In each Economic Update, the Research staff analyzes recently released economic indicators and addresses what these indicators mean for REALTORS® and their clients. Today’s update discusses consumer price inflation.
- The government reported no inflation in January. The consumer price index was unchanged in the past month and was also essentially unchanged for the past 4 months. From 12 months ago, CPI was up a tame 1.6 percent.
- One important component of inflation, however, continues to be a menace on the higher side. Apartment rents were 2.7 percent higher from one year ago, and the murky owner-equivalent rents were up by 2.1 percent. The latter is a hypothetical figure of a rent that a homeowner would charge to rent out their home. Over time, the owner-equivalent rent should rise comparably with the apartment rent, which means owner-equivalent rent could be rising in the months ahead. Furthermore, apartment rent as measured by private organizations like REIS is showing a faster growth than as measured by the government statisticians. Rent is the biggest weight to the overall consumer price index.
- Regarding other components, food prices rose by 1.6 percent from one year ago. Energy prices were 1.0 percent lower.
- Regarding expenditures related to home operation, windows and flooring costs fell by 3.1 percent. Furniture prices were lower by 1.0 percent. Appliance prices were up less than 1.0 percent. Prices on Do-it-Yourself items like tools, hardware, and outdoor equipment were essentially unchanged.
- New car prices were higher by 2.0 percent, while used car prices fell by 2.0 percent, reflecting a shift to more new car purchases and away from used cars. For those interested in bargains, they should note that car prices are much more volatile in the used car segment.

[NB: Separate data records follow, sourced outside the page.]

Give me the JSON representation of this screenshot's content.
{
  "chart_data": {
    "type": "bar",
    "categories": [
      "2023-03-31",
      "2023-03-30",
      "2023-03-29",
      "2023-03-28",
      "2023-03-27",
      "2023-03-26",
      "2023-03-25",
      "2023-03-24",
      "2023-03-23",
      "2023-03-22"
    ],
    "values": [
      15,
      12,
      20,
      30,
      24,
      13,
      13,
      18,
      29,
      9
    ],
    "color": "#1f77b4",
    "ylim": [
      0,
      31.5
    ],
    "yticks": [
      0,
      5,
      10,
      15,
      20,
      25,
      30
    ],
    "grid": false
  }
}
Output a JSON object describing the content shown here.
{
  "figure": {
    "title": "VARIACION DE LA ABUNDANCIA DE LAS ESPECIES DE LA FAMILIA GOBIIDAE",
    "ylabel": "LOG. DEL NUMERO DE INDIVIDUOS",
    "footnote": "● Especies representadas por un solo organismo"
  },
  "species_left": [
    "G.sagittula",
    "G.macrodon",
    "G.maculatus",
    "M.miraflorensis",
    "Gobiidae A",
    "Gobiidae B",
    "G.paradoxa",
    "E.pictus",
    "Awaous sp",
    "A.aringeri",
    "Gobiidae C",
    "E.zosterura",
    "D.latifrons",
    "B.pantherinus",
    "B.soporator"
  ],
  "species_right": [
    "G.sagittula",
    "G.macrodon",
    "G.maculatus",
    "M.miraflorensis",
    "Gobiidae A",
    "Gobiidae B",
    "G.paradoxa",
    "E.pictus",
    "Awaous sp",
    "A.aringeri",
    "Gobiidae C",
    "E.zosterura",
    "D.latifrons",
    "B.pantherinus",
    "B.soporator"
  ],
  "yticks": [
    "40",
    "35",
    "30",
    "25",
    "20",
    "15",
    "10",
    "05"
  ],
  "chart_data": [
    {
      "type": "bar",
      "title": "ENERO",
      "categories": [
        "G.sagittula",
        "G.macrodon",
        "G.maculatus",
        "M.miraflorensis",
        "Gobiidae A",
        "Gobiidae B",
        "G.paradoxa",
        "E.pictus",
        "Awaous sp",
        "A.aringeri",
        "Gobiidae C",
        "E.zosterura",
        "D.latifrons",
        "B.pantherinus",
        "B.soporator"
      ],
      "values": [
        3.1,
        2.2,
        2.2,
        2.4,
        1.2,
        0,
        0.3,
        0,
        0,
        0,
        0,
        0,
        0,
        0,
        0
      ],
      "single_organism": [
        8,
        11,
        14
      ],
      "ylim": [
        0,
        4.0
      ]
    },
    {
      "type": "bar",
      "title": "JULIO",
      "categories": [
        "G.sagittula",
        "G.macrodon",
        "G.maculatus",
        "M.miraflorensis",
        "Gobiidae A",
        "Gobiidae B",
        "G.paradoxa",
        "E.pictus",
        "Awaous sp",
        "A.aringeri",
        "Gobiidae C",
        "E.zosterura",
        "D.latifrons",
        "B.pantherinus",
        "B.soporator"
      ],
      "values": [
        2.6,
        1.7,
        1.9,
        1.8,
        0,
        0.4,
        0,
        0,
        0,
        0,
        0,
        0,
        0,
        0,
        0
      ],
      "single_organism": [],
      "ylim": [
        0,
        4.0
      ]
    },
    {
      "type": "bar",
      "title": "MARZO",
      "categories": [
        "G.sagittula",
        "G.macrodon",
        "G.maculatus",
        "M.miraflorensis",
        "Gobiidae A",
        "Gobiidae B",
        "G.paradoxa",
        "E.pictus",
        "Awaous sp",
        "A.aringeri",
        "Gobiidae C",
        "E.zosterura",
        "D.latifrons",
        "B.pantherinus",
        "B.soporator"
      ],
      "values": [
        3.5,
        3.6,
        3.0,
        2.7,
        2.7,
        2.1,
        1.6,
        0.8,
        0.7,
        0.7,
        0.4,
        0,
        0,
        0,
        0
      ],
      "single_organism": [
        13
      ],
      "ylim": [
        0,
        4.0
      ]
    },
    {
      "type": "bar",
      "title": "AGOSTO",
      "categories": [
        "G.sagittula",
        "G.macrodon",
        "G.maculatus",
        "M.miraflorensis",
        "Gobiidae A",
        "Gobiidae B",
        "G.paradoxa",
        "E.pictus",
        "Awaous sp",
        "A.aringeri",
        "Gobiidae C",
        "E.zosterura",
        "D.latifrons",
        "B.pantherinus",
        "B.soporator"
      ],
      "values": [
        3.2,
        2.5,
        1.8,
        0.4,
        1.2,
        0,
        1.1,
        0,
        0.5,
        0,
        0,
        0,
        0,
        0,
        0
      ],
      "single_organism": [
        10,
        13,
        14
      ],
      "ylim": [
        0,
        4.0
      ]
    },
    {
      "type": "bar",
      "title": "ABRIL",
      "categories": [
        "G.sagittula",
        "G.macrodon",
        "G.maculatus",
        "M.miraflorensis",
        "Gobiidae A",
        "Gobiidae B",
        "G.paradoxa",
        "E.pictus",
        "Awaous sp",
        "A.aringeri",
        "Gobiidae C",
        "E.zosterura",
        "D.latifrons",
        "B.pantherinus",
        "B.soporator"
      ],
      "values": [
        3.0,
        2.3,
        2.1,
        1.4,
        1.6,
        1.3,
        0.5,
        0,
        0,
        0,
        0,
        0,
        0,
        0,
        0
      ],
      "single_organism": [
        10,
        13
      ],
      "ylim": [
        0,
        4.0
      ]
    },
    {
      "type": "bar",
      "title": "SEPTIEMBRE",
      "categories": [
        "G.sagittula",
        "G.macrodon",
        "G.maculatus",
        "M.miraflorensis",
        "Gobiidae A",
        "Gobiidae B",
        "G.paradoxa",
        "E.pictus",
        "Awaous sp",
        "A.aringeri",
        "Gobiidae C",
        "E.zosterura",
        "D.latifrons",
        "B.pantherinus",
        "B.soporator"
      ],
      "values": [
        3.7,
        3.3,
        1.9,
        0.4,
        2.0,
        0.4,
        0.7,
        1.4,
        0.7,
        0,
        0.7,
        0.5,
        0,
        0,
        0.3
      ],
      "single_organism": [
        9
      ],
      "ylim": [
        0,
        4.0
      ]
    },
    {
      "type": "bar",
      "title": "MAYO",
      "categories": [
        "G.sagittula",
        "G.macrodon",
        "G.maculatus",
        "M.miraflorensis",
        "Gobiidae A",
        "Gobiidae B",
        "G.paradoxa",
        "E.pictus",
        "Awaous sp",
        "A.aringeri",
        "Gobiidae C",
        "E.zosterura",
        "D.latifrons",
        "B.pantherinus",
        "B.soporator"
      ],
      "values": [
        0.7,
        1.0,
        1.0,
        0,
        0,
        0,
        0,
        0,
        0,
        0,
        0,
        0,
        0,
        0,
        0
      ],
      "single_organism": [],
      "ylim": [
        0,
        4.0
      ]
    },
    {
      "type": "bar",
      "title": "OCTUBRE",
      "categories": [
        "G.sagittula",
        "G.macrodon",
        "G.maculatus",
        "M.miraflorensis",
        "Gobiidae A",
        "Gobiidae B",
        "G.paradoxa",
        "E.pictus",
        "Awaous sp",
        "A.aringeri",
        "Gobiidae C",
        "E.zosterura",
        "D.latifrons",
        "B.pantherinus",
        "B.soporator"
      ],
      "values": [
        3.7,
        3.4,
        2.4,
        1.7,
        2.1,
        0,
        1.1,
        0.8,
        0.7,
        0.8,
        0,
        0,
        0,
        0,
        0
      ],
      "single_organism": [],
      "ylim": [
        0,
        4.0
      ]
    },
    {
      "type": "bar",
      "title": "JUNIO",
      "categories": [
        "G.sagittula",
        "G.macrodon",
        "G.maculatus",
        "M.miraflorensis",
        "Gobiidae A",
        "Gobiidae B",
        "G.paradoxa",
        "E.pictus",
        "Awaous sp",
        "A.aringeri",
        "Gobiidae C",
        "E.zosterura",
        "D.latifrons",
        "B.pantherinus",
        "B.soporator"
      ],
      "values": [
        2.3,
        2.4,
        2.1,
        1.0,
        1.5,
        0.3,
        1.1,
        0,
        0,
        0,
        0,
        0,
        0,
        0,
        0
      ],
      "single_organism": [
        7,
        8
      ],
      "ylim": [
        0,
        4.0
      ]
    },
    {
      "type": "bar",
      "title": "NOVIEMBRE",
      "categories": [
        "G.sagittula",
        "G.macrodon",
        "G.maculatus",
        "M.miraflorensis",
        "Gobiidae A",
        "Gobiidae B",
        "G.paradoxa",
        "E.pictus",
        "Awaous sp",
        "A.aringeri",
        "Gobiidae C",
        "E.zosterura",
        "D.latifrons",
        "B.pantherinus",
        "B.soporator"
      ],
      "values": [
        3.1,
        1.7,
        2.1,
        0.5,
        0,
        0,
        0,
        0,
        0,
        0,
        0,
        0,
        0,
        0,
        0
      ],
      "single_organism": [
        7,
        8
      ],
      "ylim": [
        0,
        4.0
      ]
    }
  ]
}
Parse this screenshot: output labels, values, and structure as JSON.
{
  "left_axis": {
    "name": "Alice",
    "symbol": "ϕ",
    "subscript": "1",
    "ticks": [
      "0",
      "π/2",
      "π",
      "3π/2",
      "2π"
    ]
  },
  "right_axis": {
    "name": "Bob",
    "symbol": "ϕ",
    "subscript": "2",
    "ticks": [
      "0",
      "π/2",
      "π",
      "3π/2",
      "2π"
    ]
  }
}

- Based on February rises in energy prices, the upcoming CPI will show an upward trend. The rising rent for renters and homeowners will further put upward pressure on prices. Higher inflation will mean higher mortgage rates. Overall, the headline inflation will be manageable at around 2.0 to 2.5 percent in 2013. But a higher figure exceeding 3.0 percent should be expected in 2014 and 2015 because of the ultra-loose monetary policy of the Federal Reserve.